At its height, the Officina Plantiniana (which continued for 300 years after Plantin’s death under his successors, the Moretuses) operated 16 presses, each manned by two printers who could print an unparalleled 2,500 sheets a day. While master printers like Plantin belonged to the artists’ guild of St Luke, the firm’s permanent workforce of 60 was organised into an internal union called the Kapel (the ‘Chapel’), which provided healthcare and regulated conditions. You sense their labour in the press room on the ground floor of the south range. Here, rows of sloping type cases face the presses, their levers raised in the air, their repetitive forms suggestive of what was so revolutionary about this technology: reproducibility. Above the two oldest surviving presses in the world sits a terracotta Virgin Mary – the spotless matrix herself presiding over a room devoted to impressing virgin-white sheets of the finest paper.
Displayed directly above her on the upper floor is a work that encapsulates the ambition of the Plantin enterprise: the Polyglot Bible, produced between 1568–72 in a combination of Hebrew, Greek, Aramaic, Syriac, and Latin, and funded by Philip II of Spain. This was a monumental undertaking, drawing on materials and scholarly research from across Europe. It secured Plantin the lucrative contract of supplying Spain and its Latin American colonies with prayer books. There’s a conscious effort elsewhere in the museum to situate the Plantin Press in a global context, both in terms of the dissemination and the contents of its products. In the 1570s and ’80s, Plantin published editions of the first atlas, Abraham Ortelius’s Theatrum orbis terrarum, which is exhibited in a room full of other horizon-expanding cartographic works.
But the first rooms you enter on the circuit emphasise that most local of units, the family. This is the grand 17th-century wing built by the third head of the business, Balthasar I Moretus, as living quarters. Rows of portraits, including many by Balthasar’s friend Rubens, tell the story of a family’s rise from black cloth and modest white ruffs to pearls, coloured silks, and lace. They are a reminder of the crucial role played by the family’s women; Plantin’s daughters, schooled in Latin and Greek, helped with proofreading as well as bookkeeping. Anna Goos, wife of Balthasar II, took over the management in 1673. There were strategic marriages: Theodor Galle married Jan Moretus’s daughter Catherine in 1598. It was the Galles, renowned as print publishers, who printed the illustrations to the Officina’s books, since the presses required for text and images were quite different.
Plantin and his successors understood that a good business, like a family, needs a myth. Their symbol was a golden compass, their motto Labore et Constantia: one arm of the compass stays steady while the other traces an arc. If you look up at the stone corbels throughout the buildings, you see that compass carved there. It alternates with the stella duce, the star that guided the Kings to Bethlehem. This was the emblem of Balthasar I, who commissioned ‘portraits’ of the Magi from Rubens to hang among the family pictures. There’s a sense of destiny in this identification, like the Virgin in the press room, a constant reminder of a higher calling. Rubens’ sobering Seneca hangs in the chamber of the firm’s humanist friend Justus Lipsius. Yet, like the sumptuous Cordovan leather of this room’s walls, austere stoicism coexisted with ostentatious exceptionalism: ‘I don’t print for the same price as other printers,’ said Balthasar, ‘as Rubens doesn’t paint for the same price as other painters.’

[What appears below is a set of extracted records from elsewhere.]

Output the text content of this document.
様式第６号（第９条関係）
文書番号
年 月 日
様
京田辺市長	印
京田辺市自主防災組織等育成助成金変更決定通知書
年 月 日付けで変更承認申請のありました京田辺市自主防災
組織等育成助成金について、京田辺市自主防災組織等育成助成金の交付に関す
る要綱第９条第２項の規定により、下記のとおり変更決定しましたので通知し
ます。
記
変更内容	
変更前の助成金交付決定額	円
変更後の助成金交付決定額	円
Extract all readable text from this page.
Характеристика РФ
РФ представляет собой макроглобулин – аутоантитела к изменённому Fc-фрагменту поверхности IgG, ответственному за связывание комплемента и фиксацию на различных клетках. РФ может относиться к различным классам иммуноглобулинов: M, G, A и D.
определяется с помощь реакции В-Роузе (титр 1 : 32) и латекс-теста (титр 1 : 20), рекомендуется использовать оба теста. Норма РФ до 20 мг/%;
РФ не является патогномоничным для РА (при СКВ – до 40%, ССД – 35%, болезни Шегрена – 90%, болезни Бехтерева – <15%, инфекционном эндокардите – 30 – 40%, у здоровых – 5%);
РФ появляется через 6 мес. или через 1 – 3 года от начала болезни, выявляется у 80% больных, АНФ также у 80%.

The flashiest component of the new installation is a series of high-definition flat-screens, looping films that use actors to imagine the people who lived and worked here. With Bill Viola slowness, you see the careful tying of book bundles in linen, or the reading of a young girl. In the press room, you see the setting, inking, and printing of text by blackened hands. You drink in the pleasure of process, just as elsewhere you can leaf through sample pages of different papers and parchments like a prospective customer. ‘Materiality’ is the art-historical keyword; the more digital we get, the more we’re aware of the physicality of objects and their making. This museum is animated by that dialectic, but it’s a place where historical imagination might help us avoid pure fetishism of the handmade.